Lo aclaró a la prensa: se pronuncia 'Liberachi', un nombre que estaba a la altura del estilo de vida de la persona que lo portaba. Su infancia estuvo dedicada al piano, alejado de sus compañeros de aula, que se burlaban de su excentricidad. Porque el joven Walter ya apuntaba maneras en lo que luego fue una de sus señas de identidad: el vestuario estridente.

Siempre con un candelabro encima del piano, Liberace supo utilizar a su favor una imagen opulenta, verdadero imán para la audiencia. Virtuoso del piano, combinó lo clásico con la música popular. Afable y cercano a su público, siempre decía que él 'no daba conciertos, sino que montaba espectáculos', y tenía toda la razón. Disfrutaba de ser el centro de atención. Pero en una época donde se condenaba la homosexualidad, nunca llegó a hablar abiertamente sobre sus relaciones.
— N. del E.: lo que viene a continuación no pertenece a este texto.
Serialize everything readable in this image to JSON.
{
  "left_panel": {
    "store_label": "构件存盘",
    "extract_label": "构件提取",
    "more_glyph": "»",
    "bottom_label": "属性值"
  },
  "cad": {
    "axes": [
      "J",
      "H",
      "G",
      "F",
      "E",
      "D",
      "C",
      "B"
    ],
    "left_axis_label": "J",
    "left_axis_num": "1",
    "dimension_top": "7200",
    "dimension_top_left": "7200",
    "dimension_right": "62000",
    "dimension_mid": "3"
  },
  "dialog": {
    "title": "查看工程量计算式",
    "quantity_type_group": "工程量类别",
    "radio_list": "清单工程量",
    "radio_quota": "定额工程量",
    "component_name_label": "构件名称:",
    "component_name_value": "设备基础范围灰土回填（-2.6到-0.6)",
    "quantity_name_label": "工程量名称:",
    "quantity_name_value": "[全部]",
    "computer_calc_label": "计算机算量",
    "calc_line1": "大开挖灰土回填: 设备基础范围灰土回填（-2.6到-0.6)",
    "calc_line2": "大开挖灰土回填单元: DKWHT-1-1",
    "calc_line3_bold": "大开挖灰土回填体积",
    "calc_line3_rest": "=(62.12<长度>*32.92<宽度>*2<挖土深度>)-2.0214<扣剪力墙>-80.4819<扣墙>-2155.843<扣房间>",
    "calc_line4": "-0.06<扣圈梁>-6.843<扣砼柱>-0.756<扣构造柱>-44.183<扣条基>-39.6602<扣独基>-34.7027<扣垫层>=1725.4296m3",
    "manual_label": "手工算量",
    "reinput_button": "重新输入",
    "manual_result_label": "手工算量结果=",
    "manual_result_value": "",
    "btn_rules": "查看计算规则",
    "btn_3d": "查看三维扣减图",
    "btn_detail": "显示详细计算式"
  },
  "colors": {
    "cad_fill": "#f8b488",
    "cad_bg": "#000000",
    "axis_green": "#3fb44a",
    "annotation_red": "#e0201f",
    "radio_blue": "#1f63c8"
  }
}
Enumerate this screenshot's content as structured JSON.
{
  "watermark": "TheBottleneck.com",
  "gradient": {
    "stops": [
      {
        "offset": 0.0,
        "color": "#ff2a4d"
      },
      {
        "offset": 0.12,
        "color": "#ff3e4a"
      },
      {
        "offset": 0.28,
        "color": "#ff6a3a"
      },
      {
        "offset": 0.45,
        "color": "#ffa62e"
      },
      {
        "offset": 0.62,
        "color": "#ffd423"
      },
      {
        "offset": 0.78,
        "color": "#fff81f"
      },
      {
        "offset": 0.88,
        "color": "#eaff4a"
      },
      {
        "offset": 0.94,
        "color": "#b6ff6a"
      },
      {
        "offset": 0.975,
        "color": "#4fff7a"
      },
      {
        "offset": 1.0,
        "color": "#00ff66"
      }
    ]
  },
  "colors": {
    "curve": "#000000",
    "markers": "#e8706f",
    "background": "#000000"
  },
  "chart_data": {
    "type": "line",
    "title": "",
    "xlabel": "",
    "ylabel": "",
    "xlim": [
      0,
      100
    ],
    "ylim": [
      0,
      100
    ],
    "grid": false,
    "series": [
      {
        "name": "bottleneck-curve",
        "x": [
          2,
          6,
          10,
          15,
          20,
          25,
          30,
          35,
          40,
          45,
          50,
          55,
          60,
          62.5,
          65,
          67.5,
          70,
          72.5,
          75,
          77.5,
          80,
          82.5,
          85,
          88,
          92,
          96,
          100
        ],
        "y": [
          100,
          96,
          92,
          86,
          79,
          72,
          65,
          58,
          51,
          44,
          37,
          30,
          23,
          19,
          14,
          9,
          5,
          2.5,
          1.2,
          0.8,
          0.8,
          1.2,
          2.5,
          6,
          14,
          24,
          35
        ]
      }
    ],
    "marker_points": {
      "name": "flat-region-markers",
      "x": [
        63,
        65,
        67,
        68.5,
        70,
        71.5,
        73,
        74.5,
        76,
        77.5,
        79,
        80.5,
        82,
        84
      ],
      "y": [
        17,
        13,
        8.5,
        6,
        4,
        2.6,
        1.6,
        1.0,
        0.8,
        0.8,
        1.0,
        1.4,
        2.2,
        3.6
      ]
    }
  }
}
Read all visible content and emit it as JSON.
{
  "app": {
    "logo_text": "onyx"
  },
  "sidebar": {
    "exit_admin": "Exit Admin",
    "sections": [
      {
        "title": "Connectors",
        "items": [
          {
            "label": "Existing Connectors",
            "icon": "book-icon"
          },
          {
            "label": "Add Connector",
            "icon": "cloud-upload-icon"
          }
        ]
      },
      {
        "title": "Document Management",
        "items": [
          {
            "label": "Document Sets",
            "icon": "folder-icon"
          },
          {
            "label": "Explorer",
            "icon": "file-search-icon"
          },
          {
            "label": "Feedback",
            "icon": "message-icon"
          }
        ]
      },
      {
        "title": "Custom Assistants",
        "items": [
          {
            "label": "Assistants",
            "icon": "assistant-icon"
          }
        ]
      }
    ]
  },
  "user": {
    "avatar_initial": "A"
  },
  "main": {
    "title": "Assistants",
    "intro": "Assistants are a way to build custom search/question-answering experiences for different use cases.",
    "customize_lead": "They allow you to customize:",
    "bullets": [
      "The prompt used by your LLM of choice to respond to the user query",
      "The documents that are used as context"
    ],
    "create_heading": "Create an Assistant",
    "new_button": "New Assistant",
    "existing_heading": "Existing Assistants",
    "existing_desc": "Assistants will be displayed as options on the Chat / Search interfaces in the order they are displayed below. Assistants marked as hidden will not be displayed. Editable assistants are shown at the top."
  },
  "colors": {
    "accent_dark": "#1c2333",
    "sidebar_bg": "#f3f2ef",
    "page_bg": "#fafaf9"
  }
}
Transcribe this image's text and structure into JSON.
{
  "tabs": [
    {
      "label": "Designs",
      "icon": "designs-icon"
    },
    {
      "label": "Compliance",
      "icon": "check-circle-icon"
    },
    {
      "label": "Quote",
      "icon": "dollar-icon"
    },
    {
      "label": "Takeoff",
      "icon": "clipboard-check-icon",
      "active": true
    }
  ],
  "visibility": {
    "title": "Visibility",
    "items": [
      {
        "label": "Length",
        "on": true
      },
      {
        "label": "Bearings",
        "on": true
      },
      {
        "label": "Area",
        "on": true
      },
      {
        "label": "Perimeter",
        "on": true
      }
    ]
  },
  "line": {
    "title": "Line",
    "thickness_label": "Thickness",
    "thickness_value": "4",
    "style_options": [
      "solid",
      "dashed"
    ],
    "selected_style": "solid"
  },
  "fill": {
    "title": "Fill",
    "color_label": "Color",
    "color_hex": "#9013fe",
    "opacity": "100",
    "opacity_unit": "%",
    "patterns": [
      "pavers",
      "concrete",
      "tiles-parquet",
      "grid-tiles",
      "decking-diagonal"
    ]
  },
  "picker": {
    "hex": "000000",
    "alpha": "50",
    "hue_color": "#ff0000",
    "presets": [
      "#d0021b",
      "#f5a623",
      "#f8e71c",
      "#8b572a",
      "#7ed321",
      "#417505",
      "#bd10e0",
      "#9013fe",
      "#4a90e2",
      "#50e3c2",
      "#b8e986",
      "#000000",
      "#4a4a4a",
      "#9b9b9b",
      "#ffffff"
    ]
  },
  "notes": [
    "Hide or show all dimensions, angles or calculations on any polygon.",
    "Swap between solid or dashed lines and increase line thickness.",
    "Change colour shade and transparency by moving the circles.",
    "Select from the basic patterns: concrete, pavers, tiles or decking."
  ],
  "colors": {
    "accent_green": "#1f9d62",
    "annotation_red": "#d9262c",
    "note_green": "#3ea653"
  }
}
Ya en 1955, entre su programa de televisión y sus shows, ganaba más de un millón de euros al año, había tocado para Harry Truman y la reina de Inglaterra, y tenía más de 200 clubes oficiales de fans. En todas sus posesiones, desde su limusina a su piscina, imprimía su sello: el piano.

A 100 años de su nacimiento, Liberace aún se recuerda como ese hombre que acercó la música clásica a las masas... y tan brillante, como sus trajes.